Utilização de corticosteróides e seus efeitos adversos | Colunista

Como os corticosteroides agem?

Os corticosteroides, ou corticoides, ou ainda anti-inflamatórios esteroidais, possuem como alvo molecular o DNA e interfere na transcrição gênica, seja por indução ou inibição.

Quais são os efeitos da indução da transcrição gênica?

Os corticosteroides simulam a ação do cortisol, tanto mineralo quanto glicocorticoide, e podem induzir a transcrição gênica e resultar no aumento de lipocortina-1, que é um inibidor da fosfolipase-A2, que acarreta na inibição da cascata do ácido araquidônico, promovendo efeitos anti-inflamatórios, sendo este o principal interesse clínico da sua utilização no controle da asma, edema e em doenças autoimunes, por exemplo.
Além disso, os corticoides aumentam a atividade enzimática no metabolismo.

Quais são os efeitos da inibição da transcrição gênica?

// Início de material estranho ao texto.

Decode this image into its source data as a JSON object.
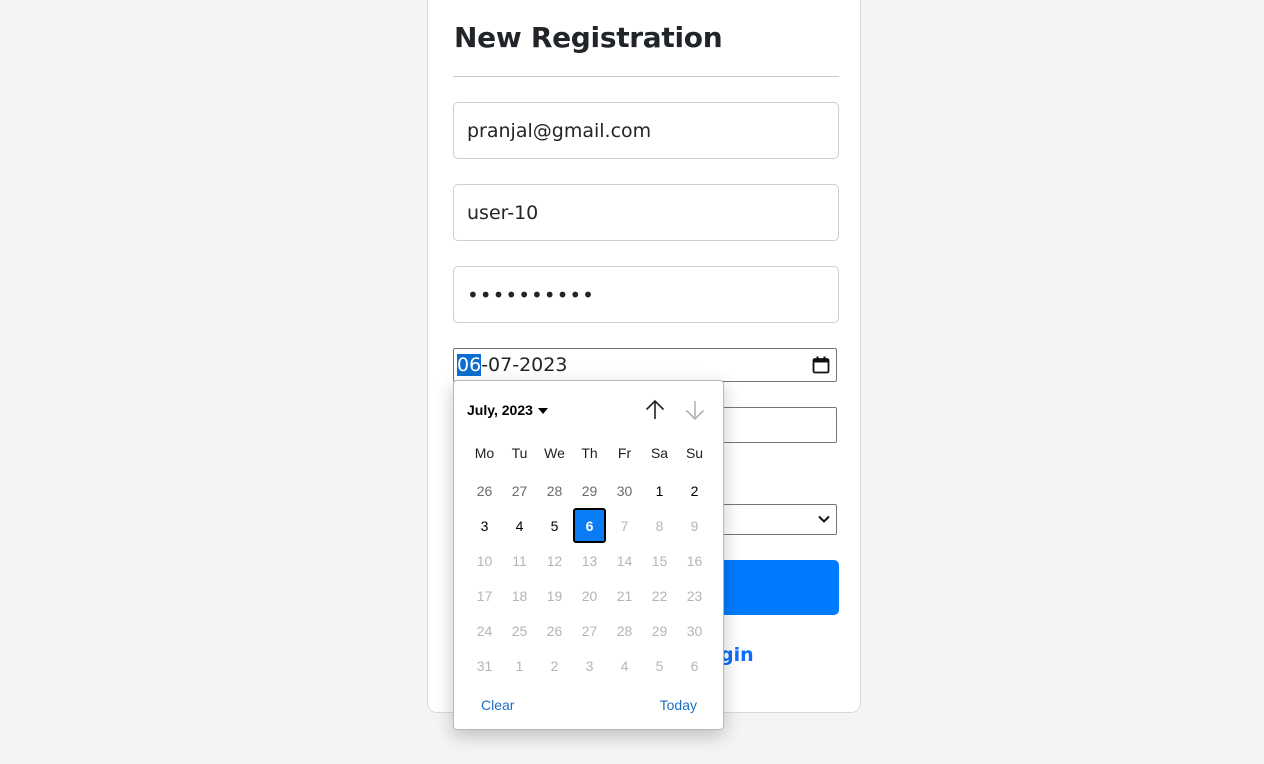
{
  "form": {
    "title": "New Registration",
    "email_value": "pranjal@gmail.com",
    "username_value": "user-10",
    "password_mask": "••••••••••",
    "date_day": "06",
    "date_rest": "-07-2023",
    "link_partial": "gin"
  },
  "calendar": {
    "month_label": "July, 2023",
    "weekdays": [
      "Mo",
      "Tu",
      "We",
      "Th",
      "Fr",
      "Sa",
      "Su"
    ],
    "weeks": [
      [
        {
          "d": "26",
          "s": "other"
        },
        {
          "d": "27",
          "s": "other"
        },
        {
          "d": "28",
          "s": "other"
        },
        {
          "d": "29",
          "s": "other"
        },
        {
          "d": "30",
          "s": "other"
        },
        {
          "d": "1",
          "s": "cur"
        },
        {
          "d": "2",
          "s": "cur"
        }
      ],
      [
        {
          "d": "3",
          "s": "cur"
        },
        {
          "d": "4",
          "s": "cur"
        },
        {
          "d": "5",
          "s": "cur"
        },
        {
          "d": "6",
          "s": "sel"
        },
        {
          "d": "7",
          "s": "dis"
        },
        {
          "d": "8",
          "s": "dis"
        },
        {
          "d": "9",
          "s": "dis"
        }
      ],
      [
        {
          "d": "10",
          "s": "dis"
        },
        {
          "d": "11",
          "s": "dis"
        },
        {
          "d": "12",
          "s": "dis"
        },
        {
          "d": "13",
          "s": "dis"
        },
        {
          "d": "14",
          "s": "dis"
        },
        {
          "d": "15",
          "s": "dis"
        },
        {
          "d": "16",
          "s": "dis"
        }
      ],
      [
        {
          "d": "17",
          "s": "dis"
        },
        {
          "d": "18",
          "s": "dis"
        },
        {
          "d": "19",
          "s": "dis"
        },
        {
          "d": "20",
          "s": "dis"
        },
        {
          "d": "21",
          "s": "dis"
        },
        {
          "d": "22",
          "s": "dis"
        },
        {
          "d": "23",
          "s": "dis"
        }
      ],
      [
        {
          "d": "24",
          "s": "dis"
        },
        {
          "d": "25",
          "s": "dis"
        },
        {
          "d": "26",
          "s": "dis"
        },
        {
          "d": "27",
          "s": "dis"
        },
        {
          "d": "28",
          "s": "dis"
        },
        {
          "d": "29",
          "s": "dis"
        },
        {
          "d": "30",
          "s": "dis"
        }
      ],
      [
        {
          "d": "31",
          "s": "dis"
        },
        {
          "d": "1",
          "s": "dis"
        },
        {
          "d": "2",
          "s": "dis"
        },
        {
          "d": "3",
          "s": "dis"
        },
        {
          "d": "4",
          "s": "dis"
        },
        {
          "d": "5",
          "s": "dis"
        },
        {
          "d": "6",
          "s": "dis"
        }
      ]
    ],
    "clear_label": "Clear",
    "today_label": "Today"
  },
  "icons": {
    "calendar": "calendar-icon",
    "prev": "arrow-up-icon",
    "next": "arrow-down-icon",
    "dropdown": "caret-down-icon",
    "select": "chevron-down-icon"
  },
  "colors": {
    "primary": "#007bff",
    "selected_day": "#0a7cf5",
    "link": "#1b6fc2"
  }
}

A inibição da fosfolipase-A2 promove, como consequência, a diminuição da atividade da ciclo-oxigenase (COX) e, portanto, não havendo formação de prostaglandinas, principal mediador inflamatório. Além disso, diminui-se a atividade da óxido nítrico sintetase (NO sintetase), que diminui a formação de óxido nítrico, um importante vasodilatador.

Diminui também a produção de selectinas e integrinas, que leva a diminuição da migração leucocitária. E, por fim, diminuição da produção de citocinas, principalmente, interleucinas (IL) e fator de necrose tumoral (TNF) que são mediadores pró-inflamatórios. A nível celular, portanto, há: diminuição da migração leucocitária, diminuição da proliferação de linfócitos e diminuição da atividade e proliferação dos fibroblastos.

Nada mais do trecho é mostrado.